In both cases, we have the chance to work with tools that can do our work for us. However, I don't think that handing over our task to artificial intelligence is a good solution.

AI tools are not so advanced that we should leave them unattended or treat what they give us as 100% real. We still have to put in some effort ourselves.

Even editing text generated by artificial intelligence is a step in the right direction.

The folks at Originality.ai still consider such texts to be AI-generated, but I disagree with that assessment.

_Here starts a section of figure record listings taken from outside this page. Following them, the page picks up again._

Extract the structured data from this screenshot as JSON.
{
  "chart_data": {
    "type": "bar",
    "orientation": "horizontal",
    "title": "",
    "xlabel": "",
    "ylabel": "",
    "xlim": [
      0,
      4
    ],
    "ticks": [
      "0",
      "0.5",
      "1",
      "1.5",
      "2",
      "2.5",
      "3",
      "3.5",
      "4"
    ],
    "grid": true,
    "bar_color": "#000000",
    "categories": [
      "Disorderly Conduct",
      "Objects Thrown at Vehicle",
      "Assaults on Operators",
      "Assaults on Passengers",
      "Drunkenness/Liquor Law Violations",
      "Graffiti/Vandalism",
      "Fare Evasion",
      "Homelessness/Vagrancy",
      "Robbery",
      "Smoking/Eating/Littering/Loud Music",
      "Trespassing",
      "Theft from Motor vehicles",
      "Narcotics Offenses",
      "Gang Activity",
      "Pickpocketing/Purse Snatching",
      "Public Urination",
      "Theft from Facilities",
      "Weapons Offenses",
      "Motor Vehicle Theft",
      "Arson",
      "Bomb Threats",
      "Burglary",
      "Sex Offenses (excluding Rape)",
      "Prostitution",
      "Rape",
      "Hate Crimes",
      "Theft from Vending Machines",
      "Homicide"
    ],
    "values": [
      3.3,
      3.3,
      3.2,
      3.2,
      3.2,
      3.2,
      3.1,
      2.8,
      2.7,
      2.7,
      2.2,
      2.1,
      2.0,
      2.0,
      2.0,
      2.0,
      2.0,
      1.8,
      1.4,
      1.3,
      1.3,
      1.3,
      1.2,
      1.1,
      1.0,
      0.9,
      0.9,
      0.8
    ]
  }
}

Source: https://originality.ai/blog/ai-content-detection-accuracy

As in many other areas of SEO, whether or not we can still consider text to be AI-generated depends on various factors.

First of all, on how many changes we made to the article.

At what point or after how many changes can we claim that an article is no longer generated by artificial intelligence, but by a human? It's hard to say.

Some may argue that after a few improvements we are no longer dealing with editing, but with rewriting an article. But again - the line between the two is blurred.

When can we safely assume that what we are doing is rewriting an article, not editing it? After we have changed 50% of the article? Less? More?

Who can decide and resolve this issue?

As you can see, there are more questions here than answers.

Concluding thoughts

The bottom line is that AI content detectors - like all AI tools - cannot be treated as infallible.

While humans make mistakes, using artificial intelligence is not a magic shortcut to help us avoid mistakes.

In the words of JC Denton, the protagonist of Deus Ex (a video game released in 2000):

"Human beings may not be perfect, but a computer program with language synthesis is not the answer to the world's problems."

I feel the same is true of all the artificial intelligence tools that are so popular these days. They are not the answer to our problems, but they can be a significant help in achieving the desired result.

We just need to be smart about how we use them and for what purpose.